Adapun diantara kekurangan microgrid adalah sebagai berikut:

 Untuk microgrid yang pembangkitnya menggunakan bahan bakar fosil, terkadang


pengangkutan bahan bakar ke lokasi pembangkit bukan pekerjaan yang mudah
 Memerlukan inpeksi rutin terhadap perangkat-perangkatnya
 Teknologi yang dipakai di microgrid belum terbukti kehandalannya untuk dipakai
dalam jangka waktu yang sangat lama. Hal ini karena mayoritas microgrid yang ada saat
ini usianya memang masih muda

4. Manajemen Microgrid

Untuk dapat beroperasi sesuai keinginan pemiliknya, microgrid memerlukan manajemen operasi
yang rapi, sebagaimana sistem-sistem yang lain. Terdapat beberapa hal terkait yang perlu
diperhatikan dalam manajemen operasi microgrid, namun pada prinsipnya terdapat dua aspek
besar, yaitu aspek kendali dan aspek optimisasi. Aspek optimisasi dalam berbagai literatur sering
disebut juga “manajemen energi”.

Tujuan dari aspek optimisasi adalah minimisasi atau maksimisasi kuantitas operasi tertentu, yang
disebut sebagai fungsi objektif. Biasanya yang menjadi fungsi objektif adalah biaya operasi total
microgrid. Biaya operasi ini mencakup biaya pemakaian energi dan biaya start-up unit-unit non-
renewable, biaya degradasi perangkat penyimpan energi, biaya kompensasi rugi-rugi daya, dll.
Untuk microgrid yang terhubung ke grid utama, komponen biaya mencakup juga biaya transaksi
energi dengan grid utama.

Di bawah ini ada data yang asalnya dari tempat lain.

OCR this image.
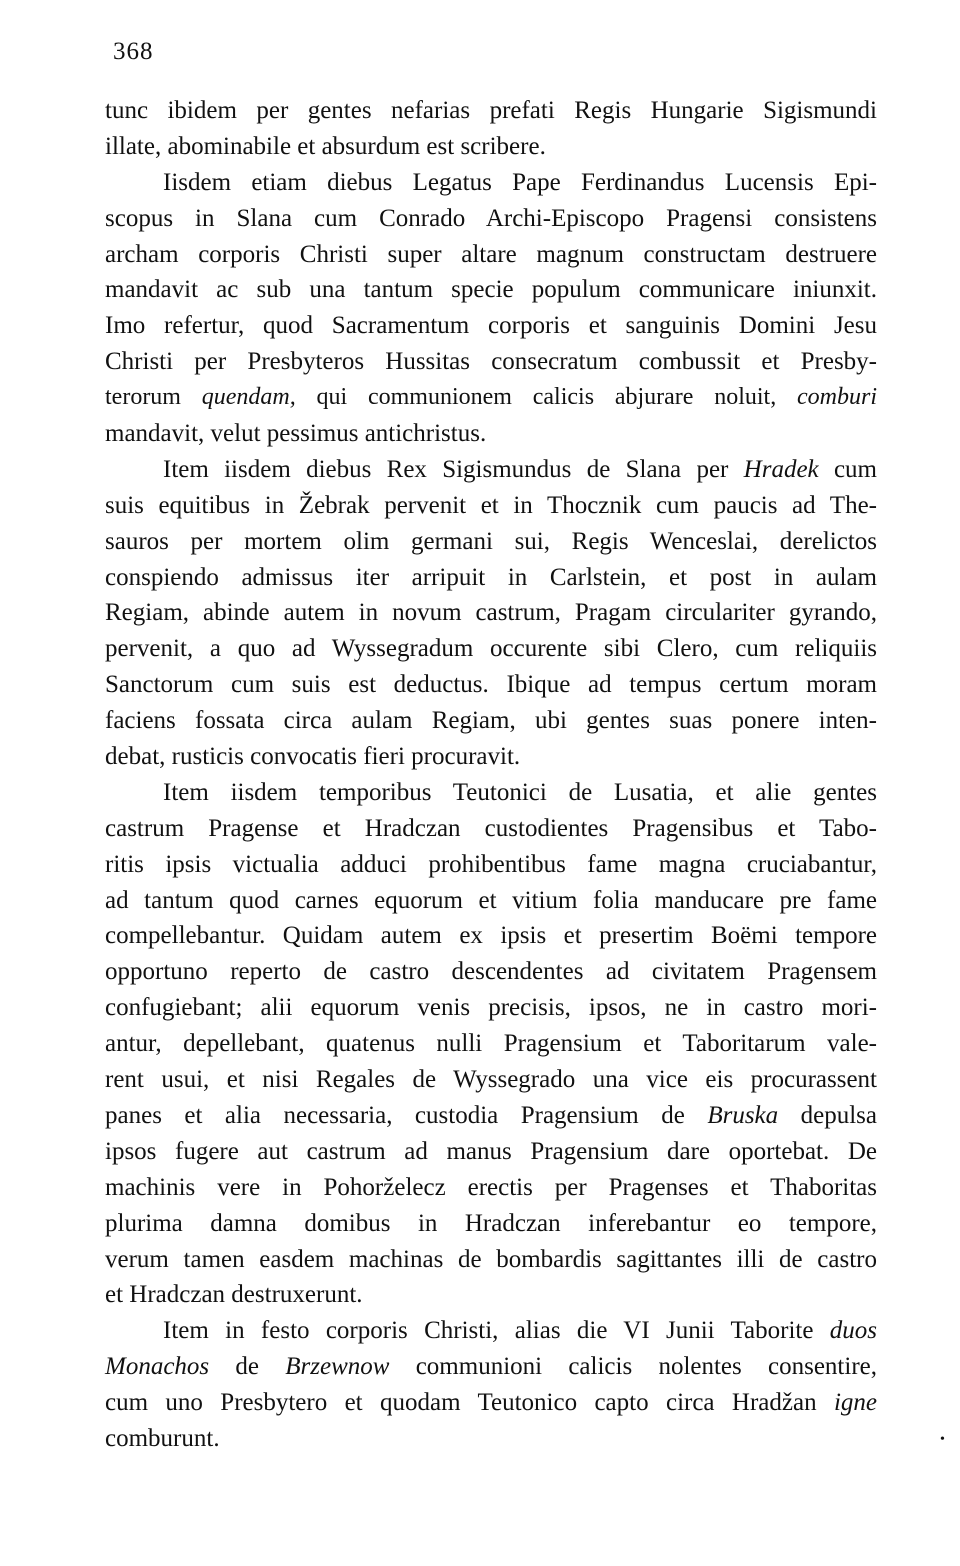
368
tunc ibidem per gentes nefarias prefati Regis Hungarie Sigismundi
illate, abominabile et absurdum est scribere.
Iisdem etiam diebus Legatus Pape Ferdinandus Lucensis Epi-
scopus in Slana cum Conrado Archi-Episcopo Pragensi consistens
archam corporis Christi super altare magnum constructam destruere
mandavit ac sub una tantum specie populum communicare iniunxit.
Imo refertur, quod Sacramentum corporis et sanguinis Domini Jesu
Christi per Presbyteros Hussitas consecratum combussit et Presby-
terorum quendam, qui communionem calicis abjurare noluit, comburi
mandavit, velut pessimus antichristus.
Item iisdem diebus Rex Sigismundus de Slana per Hradek cum
suis equitibus in Žebrak pervenit et in Thocznik cum paucis ad The-
sauros per mortem olim germani sui, Regis Wenceslai, derelictos
conspiendo admissus iter arripuit in Carlstein, et post in aulam
Regiam, abinde autem in novum castrum, Pragam circulariter gyrando,
pervenit, a quo ad Wyssegradum occurente sibi Clero, cum reliquiis
Sanctorum cum suis est deductus. Ibique ad tempus certum moram
faciens fossata circa aulam Regiam, ubi gentes suas ponere inten-
debat, rusticis convocatis fieri procuravit.
Item iisdem temporibus Teutonici de Lusatia, et alie gentes
castrum Pragense et Hradczan custodientes Pragensibus et Tabo-
ritis ipsis victualia adduci prohibentibus fame magna cruciabantur,
ad tantum quod carnes equorum et vitium folia manducare pre fame
compellebantur. Quidam autem ex ipsis et presertim Boëmi tempore
opportuno reperto de castro descendentes ad civitatem Pragensem
confugiebant; alii equorum venis precisis, ipsos, ne in castro mori-
antur, depellebant, quatenus nulli Pragensium et Taboritarum vale-
rent usui, et nisi Regales de Wyssegrado una vice eis procurassent
panes et alia necessaria, custodia Pragensium de Bruska depulsa
ipsos fugere aut castrum ad manus Pragensium dare oportebat. De
machinis vere in Pohorželecz erectis per Pragenses et Thaboritas
plurima damna domibus in Hradczan inferebantur eo tempore,
verum tamen easdem machinas de bombardis sagittantes illi de castro
et Hradczan destruxerunt.
Item in festo corporis Christi, alias die VI Junii Taborite duos
Monachos de Brzewnow communioni calicis nolentes consentire,
cum uno Presbytero et quodam Teutonico capto circa Hradžan igne
comburunt.	•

Fungsi objektif bisa juga berupa profit yang didapat dari menjual
energi ke grid utama.

Adapun tujuan dari aspek kendali adalah untuk mempertahakan kuantitas-kuantitas operasi
tertentu agar tidak keluar dari rentang yang telah ditetapkan. Kuantitas tersebut bisa berupa
tegangan, frekuensi, daya aktif, dan daya reaktif. Kuantitas-kuantitas ini tidaklah
dimaksimalkan/diminimalkan secara mutlak, tetapi diatur agar tidak lebih dari batas maksimal
atau kurang dari batas minimal. Bergantung pada bagaimana microgrid dioperasikan, terdapat
berbagai skema kendali yang bisa dipakai.

Referensi

[1]        International Energy Agency, “Renewables 2019 – Analysis and forecast to 2024,” 2019.

[2]        L. Margoni, “Microgrid: Keeping The Lights On,” Triton: A UC San Diego Alumni
Publication. [Online]. Available: https://www.alumni.ucsd.edu/s/1170/emag/emag-interior-2-
col.aspx?sid=1170&gid=1&pgid=4665. [Accessed: 26-Nov-2020].

[3]        U.S. Department of Energy – Office of Electricity Delivery and Energy Reliability Smart
Grid R&D Program, “DOE Microgrid Workshop Report,” 2011. [Online]. Available:
http://energy.gov/sites/prod/files/Microgrid Workshop Report August 2011.pdf. [Accessed: 07-
Feb-2020].

[4]        M. A. Jirdehi, V. S. Tabar, S. Ghassemzadeh, and S. Tohidi, “Different aspects of


microgrid management: A comprehensive review,” J. Energy Storage, vol. 30, p. 101457, 2020.